Il rabattit vers l’arrière sa capuche, révélant le visage mince d’un homme brun, aux petits yeux noirs brillants de cupidité sous ses mèches courtes. Une paire de lunettes était posée sur son nez pointu. Quand il aperçut une bourse pleine de poudre de malepierre à la ceinture du prêtre, il se réjouit davantage.
- Il est temps de prendre mon dû !
Il empoigna la bourse, défit les cordons qui la maintenaient fermée, et cria de joie à la vue de la poudre scintillante à l’intérieur. Le cri de guerre d’un prêtre de Sigmar le ramena à la raison.
- Que la Justice te punisse, hérétique !
Le prêtre leva son marteau, Reyes fut plus rapide. D’un geste, il projeta vers la figure du Sigmarite une poignée de malepierre. L’effet fut immédiat ; le prêtre suspendit son geste, fut pris d’une violente quinte de toux. Il toussa si fort qu’il en lâcha son marteau. Des cris étranglés qui traduisaient une abominable douleur suivirent. Il bascula en arrière et tomba sur le dos, secoué de spasmes. Quelque chose déchira sa gorge de l’intérieur et jaillit à l’air libre : une espèce de champignon cylindrique de chair.

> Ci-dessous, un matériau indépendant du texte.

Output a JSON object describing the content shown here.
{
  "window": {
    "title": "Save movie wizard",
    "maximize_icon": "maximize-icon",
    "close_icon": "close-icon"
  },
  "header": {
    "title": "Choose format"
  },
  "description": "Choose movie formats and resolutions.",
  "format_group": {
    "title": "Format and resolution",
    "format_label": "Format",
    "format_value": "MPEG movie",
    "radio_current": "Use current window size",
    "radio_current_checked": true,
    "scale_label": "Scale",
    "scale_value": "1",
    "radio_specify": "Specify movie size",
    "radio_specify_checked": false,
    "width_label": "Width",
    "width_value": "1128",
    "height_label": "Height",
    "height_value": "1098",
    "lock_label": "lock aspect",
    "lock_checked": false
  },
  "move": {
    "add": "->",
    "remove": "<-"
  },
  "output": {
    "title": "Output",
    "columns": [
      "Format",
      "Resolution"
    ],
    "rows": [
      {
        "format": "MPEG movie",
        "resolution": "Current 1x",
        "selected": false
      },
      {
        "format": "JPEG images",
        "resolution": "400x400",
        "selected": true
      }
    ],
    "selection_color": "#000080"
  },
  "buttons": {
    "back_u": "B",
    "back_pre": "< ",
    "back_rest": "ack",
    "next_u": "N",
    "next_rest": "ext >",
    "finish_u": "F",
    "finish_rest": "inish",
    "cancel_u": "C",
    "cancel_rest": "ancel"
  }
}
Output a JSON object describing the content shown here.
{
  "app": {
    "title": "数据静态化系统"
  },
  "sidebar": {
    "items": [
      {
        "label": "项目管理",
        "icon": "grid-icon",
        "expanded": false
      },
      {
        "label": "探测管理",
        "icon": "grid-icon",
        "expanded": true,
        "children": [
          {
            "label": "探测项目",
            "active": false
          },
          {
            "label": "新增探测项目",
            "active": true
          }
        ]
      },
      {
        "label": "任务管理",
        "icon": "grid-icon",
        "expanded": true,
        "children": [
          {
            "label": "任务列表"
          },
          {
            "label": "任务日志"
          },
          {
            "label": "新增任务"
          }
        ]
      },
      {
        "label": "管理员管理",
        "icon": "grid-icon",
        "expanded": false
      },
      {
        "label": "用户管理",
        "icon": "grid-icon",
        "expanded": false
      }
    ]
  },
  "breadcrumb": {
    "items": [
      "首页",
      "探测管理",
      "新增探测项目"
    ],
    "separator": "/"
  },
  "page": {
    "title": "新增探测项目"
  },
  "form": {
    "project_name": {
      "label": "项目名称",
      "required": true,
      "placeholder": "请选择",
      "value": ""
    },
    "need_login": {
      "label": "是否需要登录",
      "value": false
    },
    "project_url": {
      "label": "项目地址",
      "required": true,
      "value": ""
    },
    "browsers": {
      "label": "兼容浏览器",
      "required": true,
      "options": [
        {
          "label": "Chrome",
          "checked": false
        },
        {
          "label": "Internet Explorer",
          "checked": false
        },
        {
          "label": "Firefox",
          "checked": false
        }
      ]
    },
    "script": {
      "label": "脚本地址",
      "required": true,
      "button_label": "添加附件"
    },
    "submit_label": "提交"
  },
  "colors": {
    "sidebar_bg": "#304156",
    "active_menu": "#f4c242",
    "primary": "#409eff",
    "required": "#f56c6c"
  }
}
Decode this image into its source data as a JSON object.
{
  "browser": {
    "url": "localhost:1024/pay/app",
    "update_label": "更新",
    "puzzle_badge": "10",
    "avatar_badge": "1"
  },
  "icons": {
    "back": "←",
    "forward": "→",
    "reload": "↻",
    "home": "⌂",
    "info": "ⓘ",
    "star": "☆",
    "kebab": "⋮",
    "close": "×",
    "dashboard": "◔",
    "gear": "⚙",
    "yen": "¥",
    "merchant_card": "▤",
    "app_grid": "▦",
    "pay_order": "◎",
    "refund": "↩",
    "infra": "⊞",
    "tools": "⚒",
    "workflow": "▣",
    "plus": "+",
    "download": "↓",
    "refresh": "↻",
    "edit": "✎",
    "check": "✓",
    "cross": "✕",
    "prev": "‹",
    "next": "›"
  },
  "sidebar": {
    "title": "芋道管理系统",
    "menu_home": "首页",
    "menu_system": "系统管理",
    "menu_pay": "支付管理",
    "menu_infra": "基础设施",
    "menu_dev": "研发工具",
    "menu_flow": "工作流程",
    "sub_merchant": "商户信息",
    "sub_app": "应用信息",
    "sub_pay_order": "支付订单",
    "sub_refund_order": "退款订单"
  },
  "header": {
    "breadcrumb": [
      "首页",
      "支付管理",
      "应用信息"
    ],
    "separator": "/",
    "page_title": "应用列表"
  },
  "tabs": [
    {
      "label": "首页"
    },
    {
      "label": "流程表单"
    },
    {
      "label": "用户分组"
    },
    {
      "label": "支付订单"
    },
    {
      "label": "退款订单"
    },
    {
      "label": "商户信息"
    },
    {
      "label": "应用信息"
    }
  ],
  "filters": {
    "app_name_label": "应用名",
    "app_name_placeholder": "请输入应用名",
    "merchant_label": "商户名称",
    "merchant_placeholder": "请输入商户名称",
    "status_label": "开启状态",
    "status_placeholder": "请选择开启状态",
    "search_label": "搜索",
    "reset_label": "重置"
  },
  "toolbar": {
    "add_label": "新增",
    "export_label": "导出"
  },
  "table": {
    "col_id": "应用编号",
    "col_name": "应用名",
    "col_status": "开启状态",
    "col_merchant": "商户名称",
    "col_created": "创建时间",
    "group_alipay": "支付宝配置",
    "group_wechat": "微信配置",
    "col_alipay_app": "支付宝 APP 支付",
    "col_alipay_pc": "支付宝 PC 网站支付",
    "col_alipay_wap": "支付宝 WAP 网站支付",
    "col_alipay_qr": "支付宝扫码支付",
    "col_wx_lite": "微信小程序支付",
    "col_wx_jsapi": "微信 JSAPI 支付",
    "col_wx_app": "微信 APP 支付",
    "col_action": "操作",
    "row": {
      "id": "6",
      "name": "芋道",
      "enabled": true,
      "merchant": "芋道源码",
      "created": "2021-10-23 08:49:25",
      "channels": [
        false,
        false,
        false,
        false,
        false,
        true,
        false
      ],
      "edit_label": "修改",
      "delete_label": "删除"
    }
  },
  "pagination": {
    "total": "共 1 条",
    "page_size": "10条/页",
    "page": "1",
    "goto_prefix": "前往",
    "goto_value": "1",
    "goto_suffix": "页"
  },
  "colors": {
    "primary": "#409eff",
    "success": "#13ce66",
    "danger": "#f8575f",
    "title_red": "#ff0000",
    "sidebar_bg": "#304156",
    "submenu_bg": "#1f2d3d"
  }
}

- Bel organe ! s’exclama Reyes avec un rire moqueur.
L’initié vit alors quelque chose de plus surprenant : un petit personnage profitait de la confusion générale pour faire le tour, et approcher du cercle au galop sur son poney. Il n’était pas possible de distinguer clairement les traits de ce nouvel arrivé, il portait aussi une longue cape à cagoule. Si l’on en croyait sa taille et sa corpulence, c’était un enfant Humain ou un Halfling, peut-être ? En tout cas, il portait une musette en bandoulière. Le sang de l’Humain ne fit qu’un tour. Il était persuadé que cet individu allait tenter de faire échouer le rituel, d’une manière ou d’une autre. Non, il n’allait pas permettre un tel sacrilège, alors que la déchirure dans le voile de la réalité était à présent grande d’un bon pied !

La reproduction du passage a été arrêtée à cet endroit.